A traditional culture of tolerance has existed in China for more than two thousand years. China provides an example of a thousand-year co-existence of all world religions. At the same time, European “tolerance” is an insufficient concept to account for the co-existence of cultures in China. Tolerance is a form of alienation. In China, representatives of different religions do not tolerate but supplement each other. A Chinese, building his life according to Confucian canons, may be expected to meet births and deaths according to Taoist traditions. This peculiarity is expressed even more distinctly in the Japanese version of Far Eastern civilization. China has no tribal xenophobia—and this was enough to enable the merging of plenty of ethnic groups into a single nation of Han Chinese, the most numerous empire in the world.

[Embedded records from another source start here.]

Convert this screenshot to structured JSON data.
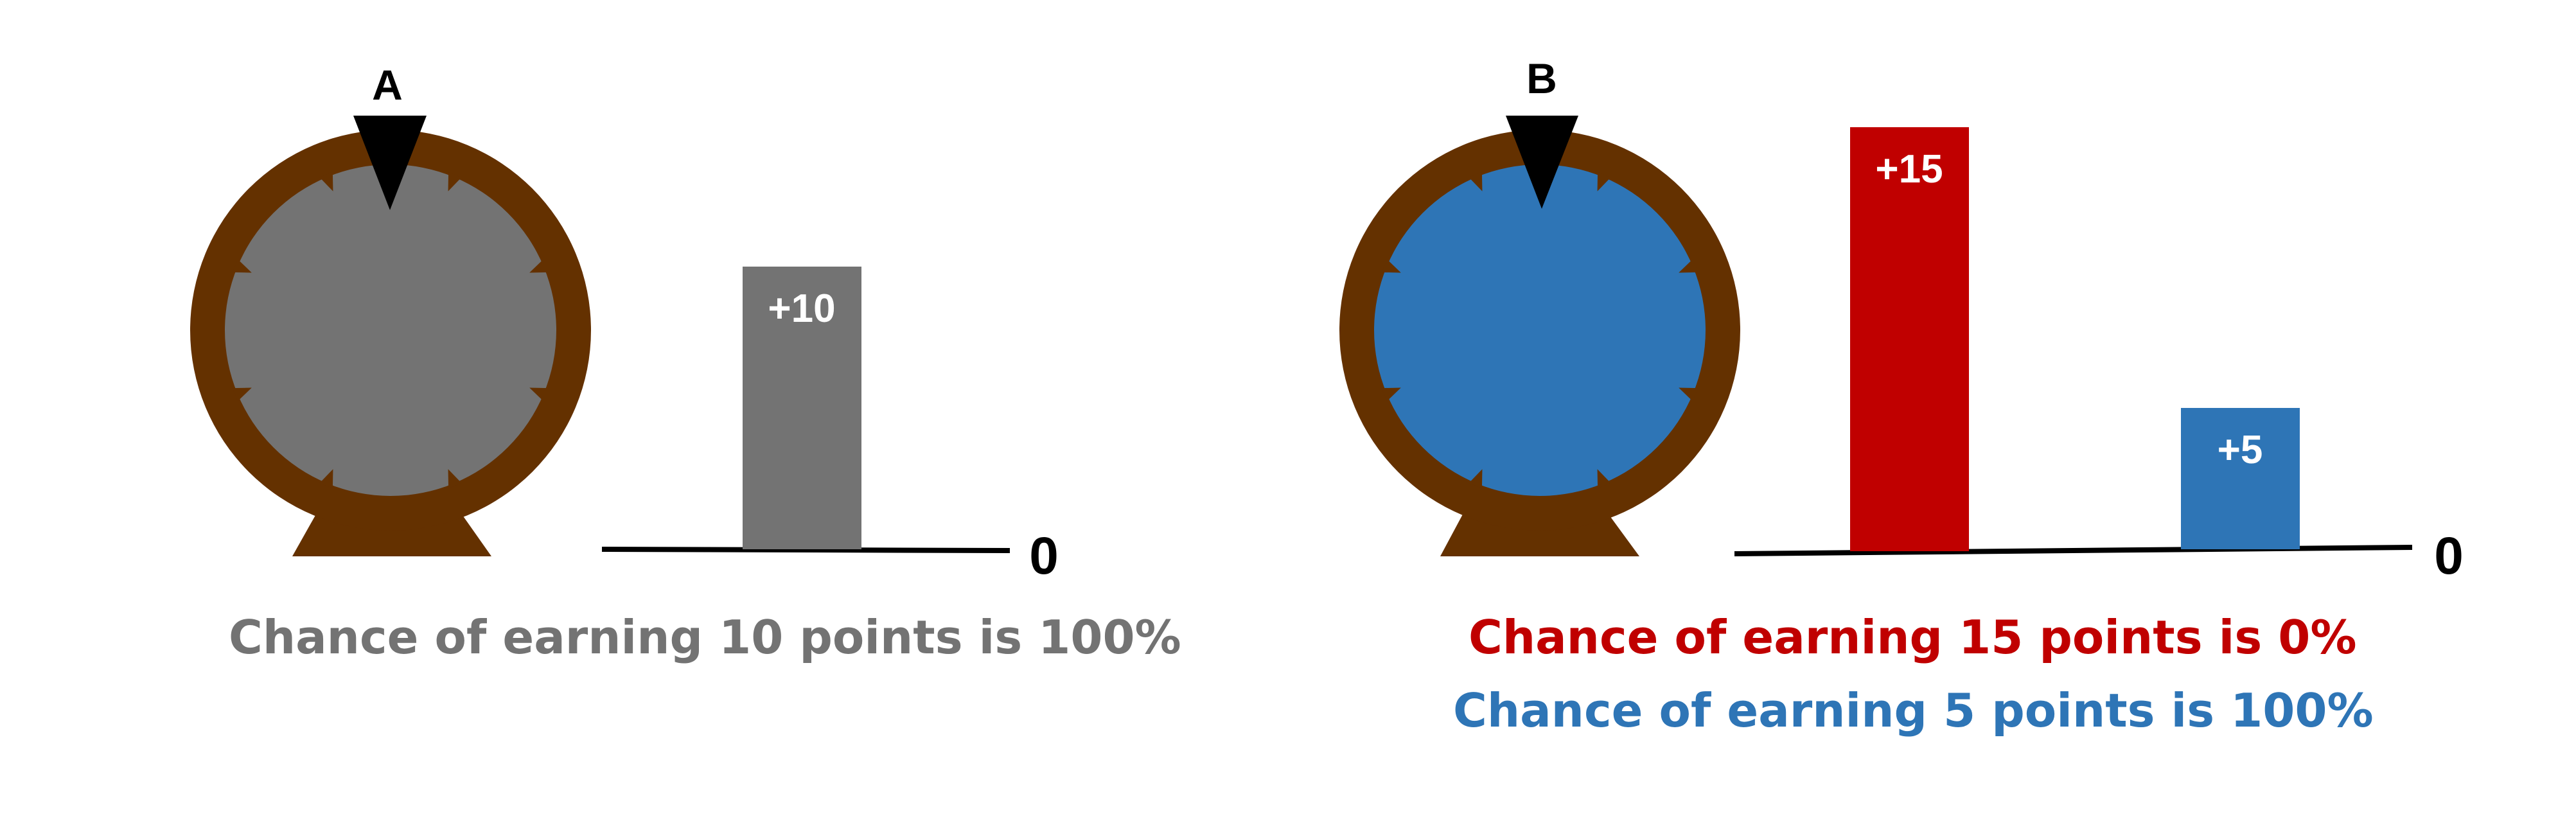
{
  "colors": {
    "wheel_rim": "#643100",
    "gray": "#737373",
    "blue": "#2e75b6",
    "red": "#c00000",
    "pointer": "#000000",
    "axis": "#000000",
    "bar_text": "#ffffff"
  },
  "panels": [
    {
      "label": "A",
      "wheel_fill": "gray",
      "axis_label": "0",
      "bars": [
        {
          "label": "+10",
          "value": 10,
          "color": "gray"
        }
      ],
      "captions": [
        {
          "text": "Chance of earning 10 points is 100%",
          "color": "gray"
        }
      ]
    },
    {
      "label": "B",
      "wheel_fill": "blue",
      "axis_label": "0",
      "bars": [
        {
          "label": "+15",
          "value": 15,
          "color": "red"
        },
        {
          "label": "+5",
          "value": 5,
          "color": "blue"
        }
      ],
      "captions": [
        {
          "text": "Chance of earning 15 points is 0%",
          "color": "red"
        },
        {
          "text": "Chance of earning 5 points is 100%",
          "color": "blue"
        }
      ]
    }
  ],
  "icons": [
    "wheel-icon",
    "pointer-icon"
  ]
}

The Indian tradition of tolerance is even richer than the Chinese one. India is a country in no way less diverse than Europe, both culturally and linguistically. However, it has known no religious wars similar to the European ones. Conflicts exist on the border between Hinduism and Islam, because Islam, the youngest of the world religions, is least adapted to cultural diversity. Jains, Parsies, Christians peacefully co-exist in India, not speaking of dozens of religions within the circle of Hinduism. The freedom of religious choice is available to everyone and is not a chronic problem, as it is in Europe: “It appeared possible to form inside Hinduism an atmosphere of diversity recognition, to develop liberalism and a tolerance of relations between religions to a level never achieved in civilization based on Judaism, Christianity, Islam”(2).
This means that when India and China are fully involved in the global integration processes, globalization will follow their rules. They are ready for the multicultural world more than are others. They will be at home in the globalizing world, the more so because China has always called itself Heaven’s Creation. In addition, China has enveloped the world by the net of its diasporas, which, wherever they live, see their capital as Beijing. And this is where nationalistic elites will receive a wide space for self-expression. It will not be the Third World which will be anti-globalist. It will be people in the West, like Huntington, who will seriously oppose globalization. And I wonder how many massacres will our children experience.
This is why responsible politicians must think now of their country’s and their people’s place in the world of tomorrow, about the desired future, about the ways that may lead there. Politicians must make a choice whether they would like to retain present-day identity and therefore to create nationalist mechanisms of isolation. One ought to remember that conservation of ethnographic archaisms ends in falling behind the changing world, in provincialism, in economies based on agriculture and raw materials. All this points to an unhappy fate in the post-industrial web enveloping the whole world. Or do they wish to be among those who spin this web? If they do they should, while it is not too late, formulate principles of tolerance and pluralism on a global scale in the epoch of unprecedented interaction among numerous cultures—together with principles for the protection of a fragile global elite from the pressure of national egoism and chauvinistic rage.
(1) Malevitch I., 2001. Attention, it is China. Moscow. P. 31—32.
(2) Schtinkerkron G. von, 1999. Of Proper Use of the Deceptive Term. / The Tree of Hinduism. Moscow. P. 263.